Eduardo González
The Minister of Foreign Affairs, Arancha González Laya, will participate today in Rome in the ministerial plenary of the Global Coalition against Daesh, in which Spain will defend the “need to focus efforts” not only in Syria and Iraq, but “also in Africa”.
The meeting, co-chaired by Italy and the United States, will bring together representatives of the 83 members of the Coalition, more than half of them at ministerial level. It is the first meeting of the plenary for two years and is presented as “an opportunity to reaffirm the cohesion of the Coalition to ensure a lasting defeat of Daesh, to reaffirm the common commitment to the stabilization of the liberated areas in Syria and Iraq and to strengthen cooperation in the thematic working groups”, the Italian Ministry of Foreign Affairs said in a statement.
The Coalition was created in 2014 to fight Daesh (also known as Islamic State or ISIS) in Syria and Iraq. However, and at Italy’s behest, the meeting will devote ample space to the fight against Daesh-affiliated organizations in other areas of the world, especially in the Sahel and various regions of Africa, “a phenomenon that has grown in size and dangerousness in recent years and poses serious risks to the security of the Mediterranean region”.
In the same sense, Arancha González Laya announced last Friday -during a joint press conference with her Iraqi counterpart, Fuad Hussein, at the Palacio de Viana in Madrid- that one of the “messages” she will take to the meeting will be the “need to focus efforts also in Africa, given that the Islamic State is spreading in the Sahel and in Sub-Saharan Africa, as we are seeing in Cabo Delgado”, in the north of Mozambique.

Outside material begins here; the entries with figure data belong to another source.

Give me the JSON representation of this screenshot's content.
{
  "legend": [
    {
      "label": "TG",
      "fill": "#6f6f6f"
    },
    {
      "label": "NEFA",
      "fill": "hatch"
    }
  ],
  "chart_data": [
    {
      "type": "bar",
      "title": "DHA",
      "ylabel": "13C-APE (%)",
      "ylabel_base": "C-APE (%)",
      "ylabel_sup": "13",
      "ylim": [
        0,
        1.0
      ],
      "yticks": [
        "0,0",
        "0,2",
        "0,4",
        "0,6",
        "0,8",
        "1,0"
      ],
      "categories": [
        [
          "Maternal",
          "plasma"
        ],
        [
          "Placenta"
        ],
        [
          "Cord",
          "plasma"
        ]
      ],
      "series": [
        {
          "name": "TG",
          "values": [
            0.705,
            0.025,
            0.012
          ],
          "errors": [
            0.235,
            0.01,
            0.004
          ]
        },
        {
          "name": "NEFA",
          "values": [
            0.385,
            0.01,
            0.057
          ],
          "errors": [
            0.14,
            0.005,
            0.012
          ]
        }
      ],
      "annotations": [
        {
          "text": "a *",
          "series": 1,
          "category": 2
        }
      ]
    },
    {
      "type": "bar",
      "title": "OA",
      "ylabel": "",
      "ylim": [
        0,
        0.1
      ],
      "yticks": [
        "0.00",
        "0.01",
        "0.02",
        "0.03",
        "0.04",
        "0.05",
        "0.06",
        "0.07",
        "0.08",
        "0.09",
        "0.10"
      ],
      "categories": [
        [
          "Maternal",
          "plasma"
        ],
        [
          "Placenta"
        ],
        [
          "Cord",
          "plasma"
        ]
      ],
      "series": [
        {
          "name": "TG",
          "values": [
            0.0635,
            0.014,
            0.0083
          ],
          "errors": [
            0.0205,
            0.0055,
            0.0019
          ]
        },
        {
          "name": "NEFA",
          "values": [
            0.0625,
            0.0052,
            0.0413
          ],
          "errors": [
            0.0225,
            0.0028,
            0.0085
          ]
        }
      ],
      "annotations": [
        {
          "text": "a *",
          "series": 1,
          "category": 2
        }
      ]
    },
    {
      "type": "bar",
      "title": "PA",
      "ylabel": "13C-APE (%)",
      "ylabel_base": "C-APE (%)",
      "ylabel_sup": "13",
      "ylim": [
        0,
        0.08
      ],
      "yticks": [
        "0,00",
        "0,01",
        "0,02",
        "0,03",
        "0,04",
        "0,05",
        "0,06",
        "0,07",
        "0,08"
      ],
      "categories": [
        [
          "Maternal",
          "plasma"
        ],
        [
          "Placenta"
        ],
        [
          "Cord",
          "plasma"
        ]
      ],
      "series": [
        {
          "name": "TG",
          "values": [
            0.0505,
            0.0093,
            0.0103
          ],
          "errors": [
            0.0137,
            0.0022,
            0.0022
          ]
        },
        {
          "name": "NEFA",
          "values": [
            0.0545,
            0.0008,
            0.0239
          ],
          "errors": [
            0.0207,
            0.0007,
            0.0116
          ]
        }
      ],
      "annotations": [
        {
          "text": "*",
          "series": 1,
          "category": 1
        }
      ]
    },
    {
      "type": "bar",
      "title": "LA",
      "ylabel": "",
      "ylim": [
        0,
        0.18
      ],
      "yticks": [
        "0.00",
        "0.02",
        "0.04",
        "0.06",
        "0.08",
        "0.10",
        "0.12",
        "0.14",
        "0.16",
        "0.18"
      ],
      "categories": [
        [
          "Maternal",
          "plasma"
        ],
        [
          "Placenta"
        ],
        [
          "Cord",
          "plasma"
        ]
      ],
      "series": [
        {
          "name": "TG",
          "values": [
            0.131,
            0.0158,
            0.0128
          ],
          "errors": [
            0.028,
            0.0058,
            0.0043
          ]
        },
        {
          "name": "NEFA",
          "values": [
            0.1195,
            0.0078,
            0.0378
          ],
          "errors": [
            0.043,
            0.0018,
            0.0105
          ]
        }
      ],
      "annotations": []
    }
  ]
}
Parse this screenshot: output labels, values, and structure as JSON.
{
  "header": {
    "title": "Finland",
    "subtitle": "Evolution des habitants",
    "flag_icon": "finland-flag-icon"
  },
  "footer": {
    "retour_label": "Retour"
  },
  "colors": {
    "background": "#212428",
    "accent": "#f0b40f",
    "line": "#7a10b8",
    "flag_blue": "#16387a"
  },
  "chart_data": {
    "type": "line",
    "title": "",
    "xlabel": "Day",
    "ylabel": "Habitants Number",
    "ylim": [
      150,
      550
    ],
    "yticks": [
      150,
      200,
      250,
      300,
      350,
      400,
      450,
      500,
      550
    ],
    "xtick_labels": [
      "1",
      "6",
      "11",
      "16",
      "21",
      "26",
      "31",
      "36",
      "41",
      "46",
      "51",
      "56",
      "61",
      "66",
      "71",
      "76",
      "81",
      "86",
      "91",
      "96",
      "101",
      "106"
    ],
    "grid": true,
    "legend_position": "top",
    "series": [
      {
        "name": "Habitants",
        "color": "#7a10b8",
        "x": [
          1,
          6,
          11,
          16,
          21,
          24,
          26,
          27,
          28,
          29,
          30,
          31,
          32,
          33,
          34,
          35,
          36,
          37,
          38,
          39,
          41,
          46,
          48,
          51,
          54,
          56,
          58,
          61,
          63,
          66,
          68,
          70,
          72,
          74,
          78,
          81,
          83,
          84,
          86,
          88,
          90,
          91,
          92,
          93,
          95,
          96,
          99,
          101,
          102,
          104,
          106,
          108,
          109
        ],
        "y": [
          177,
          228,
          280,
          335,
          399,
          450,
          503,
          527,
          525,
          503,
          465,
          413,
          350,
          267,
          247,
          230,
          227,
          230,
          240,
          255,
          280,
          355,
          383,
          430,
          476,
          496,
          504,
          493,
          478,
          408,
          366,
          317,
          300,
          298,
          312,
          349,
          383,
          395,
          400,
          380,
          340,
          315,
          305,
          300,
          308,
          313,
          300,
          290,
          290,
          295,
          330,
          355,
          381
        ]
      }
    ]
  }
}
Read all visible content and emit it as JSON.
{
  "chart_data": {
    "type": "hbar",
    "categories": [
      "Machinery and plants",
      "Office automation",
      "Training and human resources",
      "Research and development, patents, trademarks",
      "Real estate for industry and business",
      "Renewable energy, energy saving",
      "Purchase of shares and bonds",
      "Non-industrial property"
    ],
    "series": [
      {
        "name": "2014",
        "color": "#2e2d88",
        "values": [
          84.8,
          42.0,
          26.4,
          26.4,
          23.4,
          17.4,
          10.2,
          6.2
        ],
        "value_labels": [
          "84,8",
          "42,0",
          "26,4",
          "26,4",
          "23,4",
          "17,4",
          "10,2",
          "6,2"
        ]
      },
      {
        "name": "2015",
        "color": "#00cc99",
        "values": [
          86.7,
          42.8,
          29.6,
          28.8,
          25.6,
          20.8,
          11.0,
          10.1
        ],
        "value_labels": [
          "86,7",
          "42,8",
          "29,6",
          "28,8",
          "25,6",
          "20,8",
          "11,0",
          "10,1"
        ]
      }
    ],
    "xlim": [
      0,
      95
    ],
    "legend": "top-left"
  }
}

“I will insist on the importance of the coalition paying particular attention to the fight against ISIS terrorism” in the regions of Africa where Daesh-affiliated groups are active, she continued. “It is everyone’s fight because, at the end of the day, terrorism in one country is terrorism in all countries”, she warned. For this reason, the ministerial meeting is “a good occasion to reinforce a message of unity from the international community to defeat terrorism”, added González Laya, who stated that her presence in Rome is a reflection of Spain’s “commitment to fight the terrorism that Daesh represents wherever it is present”.
Daesh has been operating for years in the Lake Chad basin through the Islamic State in West Africa (ISWA), a splinter of Boko Haram, and in the Sahel through the Islamic State in Greater Sahara (ISGS). In addition, 2019 saw the emergence of the Islamic State in Central Africa (ISCA), which is active in eastern Democratic Republic of Congo (DRC) and, above all, in northern Mozambique, where it controls some territories.